N. Korea Says No U.S. Talks Planned as Pence Heads to Seoul

SEOUL, South Korea (Reuters) —
U.S. Vice President Mike Pence inspects the control center at the U.S. Air Force Yokota base in Fussa, on the outskirts of Tokyo, Japan, Thursday. (Reuters/Shizuo Kambayashi/Pool)

North Korea has no intention of meeting U.S. officials during the Winter Olympics that start in South Korea on Friday, state media reported, dampening hopes the Games will help resolve a tense standoff over the North’s nuclear weapons program.

U.S. Vice President Mike Pence, who described North Korea as the world’s most tyrannical regime, arrived in South Korea on Thursday ahead of the opening ceremony in the mountain resort of Pyeongchang, just 50 miles from the heavily armed border with the reclusive North.

The ceremony will also be attended by a senior delegation of North Korean officials, including the younger sister of leader Kim Jong Un and the North’s nominal head of state, Kim Yong Nam.

The sister, Kim Yo Jong, and other members of her entourage will travel by private jet to Seoul’s Incheon International Airport on Friday afternoon, North Korea informed the South on Thursday.

The North’s delegation, including Kim Yo Jong, will also meet South Korean President Moon Jae-in and have lunch with him on Saturday.

“We have never begged for dialogue with the U.S. nor in the future, too,” the North’s KCNA news agency reported, citing Jo Yong Sam, a director-general at North Korea’s Foreign Ministry.

“Explicitly speaking, we have no intention to meet with the U.S. side during the stay in South Korea … Our delegation’s visit to South Korea is only to take part in the Olympics and hail its successful holding.”

Pence said the United States had not requested talks with North Korean officials, but left open the possibility of some contact.

“But if I have any contact with them, in any context, over the next two days, my message will be the same as it was here today: North Korea needs to, once and for all, abandon its nuclear and ballistic missile ambition,” Pence told reporters as he left Japan.

Earlier in the week, Pence said Washington would soon unveil “the toughest and most aggressive round of economic sanctions on North Korea ever.”

South Korea wants to use the Olympics to re-engage with North Korea and open the way for talks to resolve one of the world’s most dangerous crises, in which President Donald Trump and Pyongyang have swapped bellicose threats of nuclear war.

Hinting at more engagement with Pyongyang, Seoul said it would be open to discuss resuming tours to North Korea’s scenic Mount Kumgang once the security of tourists was guaranteed and conditions relating to North Korea’s nuclear program were met.

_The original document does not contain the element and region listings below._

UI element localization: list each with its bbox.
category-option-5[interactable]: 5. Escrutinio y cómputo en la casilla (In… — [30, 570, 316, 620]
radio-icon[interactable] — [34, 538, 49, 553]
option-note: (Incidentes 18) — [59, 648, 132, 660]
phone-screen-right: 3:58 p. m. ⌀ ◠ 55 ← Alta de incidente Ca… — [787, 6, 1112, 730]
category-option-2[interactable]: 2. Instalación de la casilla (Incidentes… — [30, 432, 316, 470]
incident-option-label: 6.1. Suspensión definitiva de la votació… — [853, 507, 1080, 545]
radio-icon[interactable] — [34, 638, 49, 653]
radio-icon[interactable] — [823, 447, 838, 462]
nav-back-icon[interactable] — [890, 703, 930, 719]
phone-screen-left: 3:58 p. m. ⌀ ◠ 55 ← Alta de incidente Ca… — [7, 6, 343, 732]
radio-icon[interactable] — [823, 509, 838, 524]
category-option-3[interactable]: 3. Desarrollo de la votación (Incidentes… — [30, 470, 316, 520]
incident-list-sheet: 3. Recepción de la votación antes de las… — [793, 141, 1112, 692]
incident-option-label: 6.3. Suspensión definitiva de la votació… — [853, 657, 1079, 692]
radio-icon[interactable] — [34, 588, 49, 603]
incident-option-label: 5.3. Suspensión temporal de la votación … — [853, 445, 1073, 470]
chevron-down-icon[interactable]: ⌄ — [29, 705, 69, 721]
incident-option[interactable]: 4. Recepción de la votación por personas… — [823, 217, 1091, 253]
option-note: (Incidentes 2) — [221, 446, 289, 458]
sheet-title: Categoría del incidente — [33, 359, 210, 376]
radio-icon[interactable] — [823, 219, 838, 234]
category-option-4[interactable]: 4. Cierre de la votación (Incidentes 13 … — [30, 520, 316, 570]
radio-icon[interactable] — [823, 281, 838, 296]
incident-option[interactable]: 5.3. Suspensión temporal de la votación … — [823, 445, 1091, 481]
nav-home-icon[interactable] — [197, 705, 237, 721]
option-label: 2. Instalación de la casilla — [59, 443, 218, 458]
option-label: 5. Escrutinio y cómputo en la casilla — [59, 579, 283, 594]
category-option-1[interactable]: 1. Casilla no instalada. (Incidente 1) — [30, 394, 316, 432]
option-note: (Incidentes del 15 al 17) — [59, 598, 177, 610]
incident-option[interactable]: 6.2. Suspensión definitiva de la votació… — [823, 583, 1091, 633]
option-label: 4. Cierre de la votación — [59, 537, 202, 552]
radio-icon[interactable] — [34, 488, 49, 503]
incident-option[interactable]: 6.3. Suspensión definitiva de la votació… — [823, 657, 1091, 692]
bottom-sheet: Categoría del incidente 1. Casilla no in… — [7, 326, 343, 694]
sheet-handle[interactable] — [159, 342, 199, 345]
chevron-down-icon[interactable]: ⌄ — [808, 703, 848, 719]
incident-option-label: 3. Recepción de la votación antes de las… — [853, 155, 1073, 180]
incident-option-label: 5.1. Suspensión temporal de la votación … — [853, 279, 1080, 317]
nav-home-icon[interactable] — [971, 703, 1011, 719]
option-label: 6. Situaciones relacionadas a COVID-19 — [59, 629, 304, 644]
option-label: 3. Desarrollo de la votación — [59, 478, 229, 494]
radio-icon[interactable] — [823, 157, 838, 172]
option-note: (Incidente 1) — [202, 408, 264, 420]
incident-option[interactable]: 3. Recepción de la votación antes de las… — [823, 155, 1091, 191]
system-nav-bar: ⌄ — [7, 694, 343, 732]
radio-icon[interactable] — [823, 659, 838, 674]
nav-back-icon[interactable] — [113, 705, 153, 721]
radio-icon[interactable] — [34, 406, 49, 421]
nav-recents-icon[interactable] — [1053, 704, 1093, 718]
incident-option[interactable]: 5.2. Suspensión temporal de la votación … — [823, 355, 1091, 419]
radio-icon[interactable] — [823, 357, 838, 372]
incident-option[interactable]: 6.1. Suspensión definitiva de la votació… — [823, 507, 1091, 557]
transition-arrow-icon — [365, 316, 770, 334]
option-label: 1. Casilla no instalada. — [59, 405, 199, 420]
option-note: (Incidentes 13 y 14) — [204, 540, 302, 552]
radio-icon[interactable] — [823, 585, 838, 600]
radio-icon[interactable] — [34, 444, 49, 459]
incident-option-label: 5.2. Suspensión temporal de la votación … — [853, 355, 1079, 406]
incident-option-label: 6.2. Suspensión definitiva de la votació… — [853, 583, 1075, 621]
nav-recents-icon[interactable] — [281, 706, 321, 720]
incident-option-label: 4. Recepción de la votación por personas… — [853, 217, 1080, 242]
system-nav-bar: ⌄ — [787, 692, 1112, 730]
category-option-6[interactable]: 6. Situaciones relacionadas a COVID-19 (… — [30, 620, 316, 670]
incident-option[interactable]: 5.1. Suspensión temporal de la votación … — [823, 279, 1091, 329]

In Beijing, Chinese Foreign Minister Wang Yi told reporters that China saw the Olympics as a first step towards “everyday, uninterrupted” dialogue.

All sides, not just the two Koreas, needed to work hard and dialogue between the United States and North Korea should be expanded for this to happen, Wang said.

“You can’t have it that one person opens the door and another closes it,” he said.

Pence will meet Moon on Thursday. On Friday, before he attends the Olympic opening ceremony, Pence will visit a memorial for 46 South Korean sailors killed in 2010 in the sinking of a warship that Seoul blamed on a North Korean torpedo attack.

Pence is taking along the father of Otto Warmbier, an American student who died last year after being imprisoned in North Korea for 17 months.